Shares of American Eagle Outfitters, Inc. (AEO) jumped 4.8% on November 23 to close at $28.79, after the company delivered a blowout third-quarter results topping both earnings and revenue estimates.
The company also witnessed solid margin expansion driven by robust demand, inventory optimization and supply chain initiatives.
American Eagle Outfitters is a leading global lifestyle, clothing, and accessories retailer. It sells high-quality, on-trend clothing, accessories, and personal care products at affordable prices. The company is more than 40 years old and operates under its American Eagle and Aerie brands.
(See American Eagle stock charts on TipRanks)
Q3 Beat and Margin Expansion
In Q3, adjusted earnings more than doubled year-over-year at $0.76 per share, significantly exceeding the consensus estimate of $0.60 per share. The company reported earnings of $0.32 per share in the prior-year period.
Furthermore, revenues jumped 24% year-over-year to $1.27 billion and exceeded consensus estimates of $1.22 billion.
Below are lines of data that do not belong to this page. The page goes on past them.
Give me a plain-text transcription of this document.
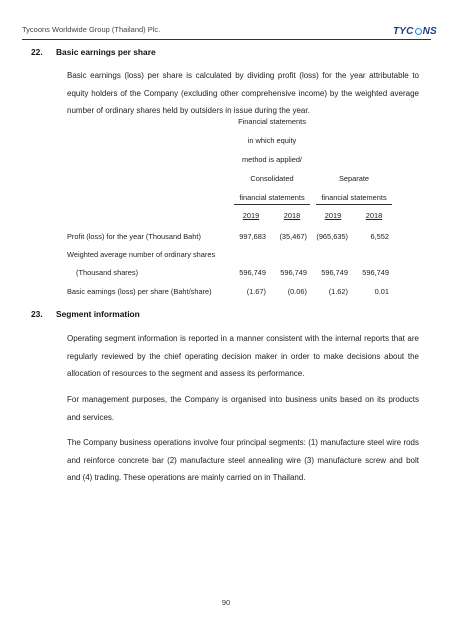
Tycoons Worldwide Group (Thailand) Plc.	TYC NS
22. Basic earnings per share
Basic earnings (loss) per share is calculated by dividing profit (loss) for the year attributable to equity holders of the Company (excluding other comprehensive income) by the weighted average number of ordinary shares held by outsiders in issue during the year.
Financial statements
in which equity
method is applied/
Consolidated	Separate
financial statements	financial statements
2019	2018	2019	2018
Profit (loss) for the year (Thousand Baht)	997,683	(35,467)	(965,635)	6,552
Weighted average number of ordinary shares
(Thousand shares)	596,749	596,749	596,749	596,749
Basic earnings (loss) per share (Baht/share)	(1.67)	(0.06)	(1.62)	0.01
23. Segment information
Operating segment information is reported in a manner consistent with the internal reports that are regularly reviewed by the chief operating decision maker in order to make decisions about the allocation of resources to the segment and assess its performance.
For management purposes, the Company is organised into business units based on its products and services.
The Company business operations involve four principal segments: (1) manufacture steel wire rods and reinforce concrete bar (2) manufacture steel annealing wire (3) manufacture screw and bolt and (4) trading. These operations are mainly carried on in Thailand.
90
The increase in revenues reflects a surge in Aerie revenue and American Eagle revenue, growing 28% to $315 million and 21% to $941 million, respectively.
Similarly, gross margin improved 410 bps year-over-year to 44.3%, the highest since 2007. The increase was driven by robust product demand, controlled costs, more full-priced sales, lesser promotions, and inventory optimization initiatives which offset higher freight costs.
Further, operating margin expanded 720 bps to 16.5% against 9.3% recorded in the prior-year quarter.
Management Weighs In
AEO CEO, Jay Schottenstein, commented on the recently announced acquisition and said, “This quarter, we took an important next step in our supply chain transformation with the planned acquisition of Quiet Logistics to ensure ongoing efficiencies and procure a state-of-the-art logistics platform with meaningful growth potential.”
He further added, “With our customer-first focus, the teams did a great job bringing in goods to meet strong demand this holiday season. I am extremely proud of the team’s ability to execute with precision at a time of volatility and am confident that we will exceed $600 million of operating income for the year, well above the $550 million 2023 target.”
Wall Street’s Take/ Analysts Recommendation
Consensus among analysts is a Moderate Buy based on 3 Buys and 3 Holds. The average American Eagle price target of $36.67 implies 27.37% upside potential to current levels.
AEO scores a 6 out of 10 on TipRanks’ Smart Score rating system, indicating that the stock is likely to perform in line with market expectations.